Ms Essex added: 'The Welsh assembly government will now examine the implications of the proposed study for Wales and how the conclusions in the study relate to the Welsh Transport Framework. It will seek the views of interested groups including the members of the Welsh Transport Forum.'

Some of the issues to be considered by the assembly in response to the study are:

Relief of congestion on the M4 between London and South Wales and the emphasis it places on its primary role as a strategic route. The study concludes that if the proposed measures are fully implemented journey reliability problems on the M4 will be relieved. We will need to examine the evidence in more detail - especially on the matter of peak hour congestion around Bristol.

Integrating the assembly's proposals for improved frequency and reliability of rail services between London and South Wales with those identified in the study.

The impact of development proposals in the Bristol and Swindon areas on congestion on strategic routes, both road and rail.

Opportunities for increasing the role of coaches for long distance journeys from and to Wales.

(Note 1): This reflects the results of a consultation on options earlier in the study and also the results of appraisal.

A series of multi-modal studies have been commissioned in England following the review of transport and trunk roads in the 1998 White Paper 'A new deal for transport'.

The SWARMMS study looks ahead to 2016 and covers the corridors:

London to Bristol and Exeter including the M4/M5/rail lines to Severn Tunnel via Bristol Parkway and Bath/and the Reading to Taunton rail line;

London to Exeter via Salisbury including M3/A30 and A303/Waterloo to Exeter rail line

West of Exeter including A30/A38 and rail line into Cornwall

The Study Area includes parts of both the SE and SW Regional Assembly Areas. Although the M4/Great Western corridor is the main interest to Wales proposals for the London to Exeter corridor are also significant because this is an alternative to the M4/GW corridor.

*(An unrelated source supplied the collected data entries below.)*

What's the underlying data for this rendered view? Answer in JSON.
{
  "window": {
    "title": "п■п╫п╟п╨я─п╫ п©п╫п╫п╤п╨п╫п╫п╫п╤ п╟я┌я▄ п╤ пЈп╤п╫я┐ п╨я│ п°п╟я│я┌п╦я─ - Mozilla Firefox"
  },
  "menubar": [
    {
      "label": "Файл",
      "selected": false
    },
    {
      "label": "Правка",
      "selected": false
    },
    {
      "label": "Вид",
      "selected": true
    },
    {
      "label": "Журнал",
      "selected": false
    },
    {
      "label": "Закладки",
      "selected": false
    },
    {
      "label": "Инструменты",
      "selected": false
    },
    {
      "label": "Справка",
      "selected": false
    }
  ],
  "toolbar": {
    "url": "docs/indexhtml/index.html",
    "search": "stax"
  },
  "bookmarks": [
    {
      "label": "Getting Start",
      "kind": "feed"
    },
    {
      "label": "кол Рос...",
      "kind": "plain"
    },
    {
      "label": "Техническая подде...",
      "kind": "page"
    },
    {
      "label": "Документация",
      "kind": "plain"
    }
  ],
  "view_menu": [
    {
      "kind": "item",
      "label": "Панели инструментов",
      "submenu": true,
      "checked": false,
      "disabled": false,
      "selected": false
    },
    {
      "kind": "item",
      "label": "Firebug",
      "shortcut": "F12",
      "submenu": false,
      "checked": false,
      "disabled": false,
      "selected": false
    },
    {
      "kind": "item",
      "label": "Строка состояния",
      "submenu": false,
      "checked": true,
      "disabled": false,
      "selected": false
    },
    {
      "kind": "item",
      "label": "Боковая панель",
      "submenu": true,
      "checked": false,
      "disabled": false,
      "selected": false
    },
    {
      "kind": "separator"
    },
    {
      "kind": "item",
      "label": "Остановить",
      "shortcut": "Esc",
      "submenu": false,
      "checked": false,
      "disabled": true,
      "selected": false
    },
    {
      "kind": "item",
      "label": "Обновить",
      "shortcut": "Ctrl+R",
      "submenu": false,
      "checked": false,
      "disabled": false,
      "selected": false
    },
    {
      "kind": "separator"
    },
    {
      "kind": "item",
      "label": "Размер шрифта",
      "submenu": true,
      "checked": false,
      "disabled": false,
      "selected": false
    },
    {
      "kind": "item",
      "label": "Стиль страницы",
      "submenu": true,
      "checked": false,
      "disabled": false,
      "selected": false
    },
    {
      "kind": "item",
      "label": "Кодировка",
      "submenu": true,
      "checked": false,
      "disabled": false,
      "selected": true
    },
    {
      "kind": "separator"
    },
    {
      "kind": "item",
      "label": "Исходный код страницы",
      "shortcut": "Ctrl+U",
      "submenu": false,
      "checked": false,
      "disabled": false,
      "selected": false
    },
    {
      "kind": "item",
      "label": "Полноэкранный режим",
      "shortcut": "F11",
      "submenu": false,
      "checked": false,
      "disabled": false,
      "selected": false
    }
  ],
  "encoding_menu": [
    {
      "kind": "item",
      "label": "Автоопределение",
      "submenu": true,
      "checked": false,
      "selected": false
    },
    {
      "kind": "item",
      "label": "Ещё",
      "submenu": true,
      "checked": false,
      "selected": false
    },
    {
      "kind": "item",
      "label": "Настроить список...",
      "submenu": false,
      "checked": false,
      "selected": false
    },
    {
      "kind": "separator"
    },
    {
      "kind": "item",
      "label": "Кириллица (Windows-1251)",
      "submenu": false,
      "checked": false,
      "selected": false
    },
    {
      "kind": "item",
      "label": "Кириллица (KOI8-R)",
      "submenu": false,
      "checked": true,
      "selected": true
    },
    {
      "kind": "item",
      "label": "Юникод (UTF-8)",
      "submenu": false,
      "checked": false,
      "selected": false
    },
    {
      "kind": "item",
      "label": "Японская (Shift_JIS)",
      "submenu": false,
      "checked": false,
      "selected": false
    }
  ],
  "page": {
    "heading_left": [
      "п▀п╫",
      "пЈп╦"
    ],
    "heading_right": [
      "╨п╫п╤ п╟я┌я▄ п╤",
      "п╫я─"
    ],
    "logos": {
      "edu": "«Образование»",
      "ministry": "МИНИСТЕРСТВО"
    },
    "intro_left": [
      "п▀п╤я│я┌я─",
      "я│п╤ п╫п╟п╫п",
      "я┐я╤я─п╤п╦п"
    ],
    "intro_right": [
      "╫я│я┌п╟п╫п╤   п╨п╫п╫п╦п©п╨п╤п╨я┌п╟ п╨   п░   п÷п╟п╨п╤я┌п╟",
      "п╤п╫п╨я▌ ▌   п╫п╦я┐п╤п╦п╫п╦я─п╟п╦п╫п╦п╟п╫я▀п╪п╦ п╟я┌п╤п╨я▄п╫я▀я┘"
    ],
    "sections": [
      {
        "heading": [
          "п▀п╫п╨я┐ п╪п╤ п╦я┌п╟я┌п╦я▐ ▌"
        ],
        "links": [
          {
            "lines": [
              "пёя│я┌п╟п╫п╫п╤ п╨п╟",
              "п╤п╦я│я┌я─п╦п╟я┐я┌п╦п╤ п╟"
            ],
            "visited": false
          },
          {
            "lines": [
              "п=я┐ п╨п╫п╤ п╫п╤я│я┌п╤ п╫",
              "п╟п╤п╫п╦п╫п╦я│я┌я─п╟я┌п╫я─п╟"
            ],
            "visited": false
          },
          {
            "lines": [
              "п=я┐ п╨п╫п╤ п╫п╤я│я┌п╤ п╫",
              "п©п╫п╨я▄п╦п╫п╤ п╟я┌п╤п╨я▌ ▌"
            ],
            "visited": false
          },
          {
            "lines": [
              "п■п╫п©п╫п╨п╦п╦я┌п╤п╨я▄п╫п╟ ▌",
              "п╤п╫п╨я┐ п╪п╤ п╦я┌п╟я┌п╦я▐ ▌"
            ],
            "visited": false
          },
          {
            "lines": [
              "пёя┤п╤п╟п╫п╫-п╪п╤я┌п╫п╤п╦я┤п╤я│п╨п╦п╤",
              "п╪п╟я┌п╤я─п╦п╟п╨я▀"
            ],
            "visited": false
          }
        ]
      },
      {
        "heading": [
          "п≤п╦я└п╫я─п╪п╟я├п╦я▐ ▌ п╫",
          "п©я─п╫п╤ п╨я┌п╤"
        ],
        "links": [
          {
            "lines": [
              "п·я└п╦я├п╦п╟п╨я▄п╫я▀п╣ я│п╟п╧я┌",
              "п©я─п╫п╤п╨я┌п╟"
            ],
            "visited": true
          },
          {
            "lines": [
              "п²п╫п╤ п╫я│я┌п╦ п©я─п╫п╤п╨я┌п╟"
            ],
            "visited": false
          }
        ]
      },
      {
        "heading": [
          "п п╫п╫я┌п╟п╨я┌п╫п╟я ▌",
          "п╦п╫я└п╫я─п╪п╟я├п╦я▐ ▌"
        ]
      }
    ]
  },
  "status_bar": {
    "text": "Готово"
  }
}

The proposals have been developed by the consultants, Halcrow.

The preferred strategy consists of 10 plans covering:

Four multi-modal corridors - London to Severn Estuary; London to Exeter; Bristol to Exeter and Exeter to Penzance.

Two Principal Urban Area Plans - Bristol and Swindon.

Four Thematic plans - Reducing the Growth in Travel Demand; Tourism; Inter-modal Freight and Rural Access to the Transport System.